Retrieval Practice

consists of studying by answering questions and actively bringing information back to mind. This strategy works because the act of retrieving information creates new connections between pieces of knowledge and strengthens students’ understanding of that topic.

Distributed Practice and Interleaved Practice

are all about spreading out study sessions and switching between topics. Combined, they are basically the opposite of cramming. Distributing and interleaving study sessions help to keep information fresh on pupils’ minds and also help them to create more and new connections between prior knowledge and novel content.

In STEM subjects, interleaving problems from different topics teach students how to figure out the correct strategy from the question itself, leading to a deeper understanding of that content. It also helps students to differentiate between similar concepts.

An article written in 2012, by Professor Barak Rosenshine arrived at similar conclusions when analysing strategies used by successful teachers in the classroom. He recommends that teachers start every lesson with a quick review of previous topics. This is effectively done with low-stake quizzes and checking for understanding.

Despite these and many other articles, most school students are still investing time in ineffective learning techniques.

The third main reason for the low number of pupils using effective strategies is that these techniques are counter-intuitive. That is, when students read notes, for example, it feels like they know that content very well. On the other hand, attempting to retrieve information may reveal that the content is not as mastered as students thought. To change their chosen strategy, students need to be convinced that some difficulty and effort during learning are desirable and are what will ultimately make their knowledge stick.

How can we change that?

As mentioned before, one of the main reasons students do not use effective learning techniques is that they simply do not know them. The first step is that schools discuss these strategies and the science behind them with pupils.

This can be done in the form of assemblies delivered by teachers and invited guests. It can also be done as a collaboration between science teachers and other subjects. For example, psychology and biology teachers can explain some of the cognitive mechanisms behind learning and memory, while the language teachers discuss the structure of a scientific paper, and the maths teachers work with the analyses and interpretation of graphs published in these papers.

Another way to increase the number of students that use evidence-informed learning strategies is to offer them tools that make the process easier.

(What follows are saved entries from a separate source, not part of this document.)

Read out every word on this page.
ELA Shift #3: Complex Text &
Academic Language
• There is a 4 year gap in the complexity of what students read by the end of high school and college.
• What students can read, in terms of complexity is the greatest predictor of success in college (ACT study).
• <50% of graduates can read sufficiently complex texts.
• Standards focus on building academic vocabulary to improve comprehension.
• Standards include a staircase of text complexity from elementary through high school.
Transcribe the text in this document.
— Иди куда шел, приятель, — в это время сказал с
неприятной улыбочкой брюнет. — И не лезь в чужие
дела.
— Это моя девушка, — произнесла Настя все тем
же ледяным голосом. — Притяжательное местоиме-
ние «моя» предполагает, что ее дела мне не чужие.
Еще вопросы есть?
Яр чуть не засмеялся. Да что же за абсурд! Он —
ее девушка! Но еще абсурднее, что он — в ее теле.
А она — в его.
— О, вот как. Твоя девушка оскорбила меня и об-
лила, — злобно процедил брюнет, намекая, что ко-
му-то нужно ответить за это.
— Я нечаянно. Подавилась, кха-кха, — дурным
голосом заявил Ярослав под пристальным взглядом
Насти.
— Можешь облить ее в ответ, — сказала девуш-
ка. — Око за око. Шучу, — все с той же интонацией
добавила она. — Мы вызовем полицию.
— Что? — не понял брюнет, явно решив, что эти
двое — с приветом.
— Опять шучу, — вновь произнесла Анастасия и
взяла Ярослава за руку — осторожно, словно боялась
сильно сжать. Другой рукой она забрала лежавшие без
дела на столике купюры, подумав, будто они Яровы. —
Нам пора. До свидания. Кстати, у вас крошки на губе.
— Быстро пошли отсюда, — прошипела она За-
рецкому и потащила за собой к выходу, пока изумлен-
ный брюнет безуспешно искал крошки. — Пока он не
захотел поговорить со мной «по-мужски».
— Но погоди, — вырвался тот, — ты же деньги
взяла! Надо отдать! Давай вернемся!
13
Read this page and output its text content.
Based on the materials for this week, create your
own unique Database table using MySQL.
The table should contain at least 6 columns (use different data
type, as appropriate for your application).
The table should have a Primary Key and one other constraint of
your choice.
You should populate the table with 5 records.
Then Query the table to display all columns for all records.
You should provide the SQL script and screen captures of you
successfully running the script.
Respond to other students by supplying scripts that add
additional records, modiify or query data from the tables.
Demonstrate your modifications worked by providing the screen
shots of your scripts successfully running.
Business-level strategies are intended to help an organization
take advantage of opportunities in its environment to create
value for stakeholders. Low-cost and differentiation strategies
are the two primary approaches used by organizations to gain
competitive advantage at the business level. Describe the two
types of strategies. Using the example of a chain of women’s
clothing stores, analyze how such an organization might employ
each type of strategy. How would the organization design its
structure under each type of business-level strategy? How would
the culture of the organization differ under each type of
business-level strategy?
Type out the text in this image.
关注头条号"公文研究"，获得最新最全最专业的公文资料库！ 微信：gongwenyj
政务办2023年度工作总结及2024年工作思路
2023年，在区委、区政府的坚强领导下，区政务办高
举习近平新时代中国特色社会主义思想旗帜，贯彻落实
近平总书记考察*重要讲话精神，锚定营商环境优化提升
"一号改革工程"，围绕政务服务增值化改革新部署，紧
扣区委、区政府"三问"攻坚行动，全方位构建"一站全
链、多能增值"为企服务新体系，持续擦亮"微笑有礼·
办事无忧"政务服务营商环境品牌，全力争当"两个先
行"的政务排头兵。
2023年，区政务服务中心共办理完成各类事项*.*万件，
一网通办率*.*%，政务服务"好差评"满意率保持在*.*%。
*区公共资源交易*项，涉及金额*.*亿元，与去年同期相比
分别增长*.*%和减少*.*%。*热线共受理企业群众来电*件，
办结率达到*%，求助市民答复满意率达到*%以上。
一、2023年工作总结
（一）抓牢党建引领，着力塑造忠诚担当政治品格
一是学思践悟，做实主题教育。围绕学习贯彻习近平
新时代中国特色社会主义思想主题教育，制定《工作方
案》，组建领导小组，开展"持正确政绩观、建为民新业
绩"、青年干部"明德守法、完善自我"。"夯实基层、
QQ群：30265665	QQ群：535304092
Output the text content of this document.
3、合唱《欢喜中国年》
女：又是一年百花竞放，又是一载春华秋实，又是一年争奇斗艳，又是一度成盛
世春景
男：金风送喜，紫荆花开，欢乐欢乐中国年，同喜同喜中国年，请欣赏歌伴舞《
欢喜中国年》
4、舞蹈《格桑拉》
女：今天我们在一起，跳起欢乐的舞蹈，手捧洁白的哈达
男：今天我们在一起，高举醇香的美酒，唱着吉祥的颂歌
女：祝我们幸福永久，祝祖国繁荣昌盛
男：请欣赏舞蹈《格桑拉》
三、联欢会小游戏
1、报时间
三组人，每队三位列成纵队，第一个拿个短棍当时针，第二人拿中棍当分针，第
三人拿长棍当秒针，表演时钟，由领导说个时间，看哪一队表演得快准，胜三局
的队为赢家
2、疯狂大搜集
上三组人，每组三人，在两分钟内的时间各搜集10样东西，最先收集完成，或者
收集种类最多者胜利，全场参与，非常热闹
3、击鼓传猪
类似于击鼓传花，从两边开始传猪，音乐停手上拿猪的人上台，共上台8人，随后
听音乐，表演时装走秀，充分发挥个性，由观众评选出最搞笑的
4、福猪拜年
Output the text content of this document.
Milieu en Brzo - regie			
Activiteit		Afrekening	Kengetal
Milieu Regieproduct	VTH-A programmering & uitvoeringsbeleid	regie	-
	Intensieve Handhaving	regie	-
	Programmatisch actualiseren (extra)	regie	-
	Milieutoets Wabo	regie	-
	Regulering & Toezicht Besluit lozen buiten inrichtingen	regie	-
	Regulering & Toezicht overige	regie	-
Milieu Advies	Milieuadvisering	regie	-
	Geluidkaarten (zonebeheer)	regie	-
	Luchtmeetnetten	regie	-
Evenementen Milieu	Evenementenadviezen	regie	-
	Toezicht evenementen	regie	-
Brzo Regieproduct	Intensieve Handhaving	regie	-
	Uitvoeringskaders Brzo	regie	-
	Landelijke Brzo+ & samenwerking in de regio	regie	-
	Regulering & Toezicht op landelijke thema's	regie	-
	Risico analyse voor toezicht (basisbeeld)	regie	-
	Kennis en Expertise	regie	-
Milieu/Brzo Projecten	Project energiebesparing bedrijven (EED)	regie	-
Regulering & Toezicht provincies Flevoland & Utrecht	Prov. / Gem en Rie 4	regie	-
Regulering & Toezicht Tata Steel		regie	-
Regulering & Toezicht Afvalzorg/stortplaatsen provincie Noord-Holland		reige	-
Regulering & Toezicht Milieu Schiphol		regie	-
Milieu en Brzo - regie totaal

For example, the Youtube channels created by The Learning Scientists and Ali Abdaal are great to give students real examples and templates to use good strategies.

Also, free websites, such as Seneca Learning, are entirely based on the effective strategies mentioned above, which make it easier for students to learn with it. Teachers can also apply the strategies in the classroom. Some blogs have great ideas and suggestions as to how to do that, including The Effortful Educator and A Chemical Orthodoxy, and Science Toolkit.

Conclusion

Cognitive sciences have revealed that some strategies are more effective than others. Retrieval, spaced and interleaved practices are some of these best techniques. However, research has also shown that most students still rely on ineffective strategies that are faster, easier and more common, but do not contribute to long-term learning.
Resources that embed good strategies into their methodologies are powerful tools to change this scenario. Online learning, for example, allows students to interact and engage with the material in ways that printed resources cannot, explicitly telling students about the different techniques and the reason why some of them work better than others is the first step to help pupils become more effective learners.